Cuando un buque de la Armada se instaló a orillas de Mocuare, en lo profundo del Guaviare, todos los colonos del pueblo supieron que la lluvia de balas y bombas sobre sus cabezas no vendría sola. El hambre llegaría también, rauda y demoledora, tal como pasó. Mocuare es un pequeño caserío a 340 kilómetros de San José, al que se llega navegando por el río Guaviare, y después de pasar dos pueblos con nombres de masacres: Mapiripán y Puerto Alvira, golpeados brutalmente por los paramilitares.

Las aguas grises, de brillo metálico, están más solitarias que nunca. Uno que otro bote de pescadores se bambolea en las orillas. El buque ARC Ariari viene remontando las aguas, y las pirañas de la Infantería de Marina se ponen en alerta a nuestro paso, justo cuando suenan a lo lejos unos cuantos disparos. Vamos en una pequeña pero veloz lancha del Comité Internacional de la Cruz Roja (Cicr), dejando atrás una hilera de árboles majestuosos cuyas copas se enredan formando una maraña. En Mocuare nos esperan. Bajo la sombra de un palo de pomarrosa un puñado de colonos pobres, que han cultivado coca desde hace muchos años, sacan su memorial de agravios.
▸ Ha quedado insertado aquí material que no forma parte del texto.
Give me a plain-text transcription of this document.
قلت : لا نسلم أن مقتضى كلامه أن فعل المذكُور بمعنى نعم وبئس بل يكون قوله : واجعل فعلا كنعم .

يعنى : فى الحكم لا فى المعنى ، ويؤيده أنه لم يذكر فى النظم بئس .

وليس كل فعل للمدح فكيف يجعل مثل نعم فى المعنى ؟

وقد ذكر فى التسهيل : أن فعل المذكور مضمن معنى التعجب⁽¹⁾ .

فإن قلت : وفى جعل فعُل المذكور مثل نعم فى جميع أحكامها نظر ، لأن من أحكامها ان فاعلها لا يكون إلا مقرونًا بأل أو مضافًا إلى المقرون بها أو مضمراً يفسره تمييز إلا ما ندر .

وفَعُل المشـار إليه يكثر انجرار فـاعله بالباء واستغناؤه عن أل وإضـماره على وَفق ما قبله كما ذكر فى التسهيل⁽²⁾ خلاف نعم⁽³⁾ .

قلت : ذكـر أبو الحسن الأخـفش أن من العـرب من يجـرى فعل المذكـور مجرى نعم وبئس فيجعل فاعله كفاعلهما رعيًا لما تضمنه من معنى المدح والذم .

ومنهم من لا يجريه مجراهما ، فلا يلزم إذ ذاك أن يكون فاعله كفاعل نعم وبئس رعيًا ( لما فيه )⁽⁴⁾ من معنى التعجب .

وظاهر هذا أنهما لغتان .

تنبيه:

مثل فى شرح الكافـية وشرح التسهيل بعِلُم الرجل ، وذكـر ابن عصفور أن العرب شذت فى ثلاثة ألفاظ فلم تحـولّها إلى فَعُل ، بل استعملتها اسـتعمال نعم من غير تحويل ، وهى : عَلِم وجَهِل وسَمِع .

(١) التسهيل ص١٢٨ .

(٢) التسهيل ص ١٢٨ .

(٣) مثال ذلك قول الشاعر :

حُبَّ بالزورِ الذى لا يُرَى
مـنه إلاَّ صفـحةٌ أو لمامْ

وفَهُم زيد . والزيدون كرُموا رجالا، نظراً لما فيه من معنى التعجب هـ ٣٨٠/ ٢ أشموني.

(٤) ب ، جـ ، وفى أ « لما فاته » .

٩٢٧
Al unísono cuentan que el 27 de julio se desplazaron porque los militares se negaron a mover el buque que habían anclado justo frente al centro de salud y el internado. Los hombres de 'Ciro', uno de los jefes del frente 44 de las Farc, no tenían reparo en hostigar a los Infantes de Marina, aunque las balas pasaran rozando a los niños. Incluso mandaron la razón que maestros y alumnos se resguardaran en la cocina, tras un endeble fogón de leña, para que no resultaran lesionados. Los militares tampoco tuvieron recato en disparar granadas hacia el otro lado del río. La zozobra fue mayor cuando los guerrilleros anunciaron que usarían sus rudimentarios morteros, que no tienen precisión, y ahí fue cuando los habitantes de Mocuare se fueron del pueblo y dejaron que los bandos se dieran plomo solos.

Les habían implorado a los militares que se movieran un poco. No solo por el miedo al fuego cruzado, sino por la coca. Desde que la Armada llegó al pueblo, la coca desapareció. También la comida.

En las tiendas está la infaltable romana, instrumento vital para el trueque del polvo amarillento y compacto, por arroz, frijoles, sal y jabón. Un hombre de mediana edad saca un pedazo de la pasta que guarda en un plástico retorcido y lo pesa. Tiene 36 gramos que equivalen a 72.000 pesos con los que compra en ese instante 15 panelas, jabón, crema dental y un poco de cebolla y tomate. Hace 10 años Mocuare producía hasta 10.000 kilos de coca a la semana. Pero la erradicación tiene acabados los cultivos. "Ocho fumigaciones en dos años. En la última se tiraron la cosecha de maíz y hasta los limoneros se encresparon", dice el hombre de los 36 gramos.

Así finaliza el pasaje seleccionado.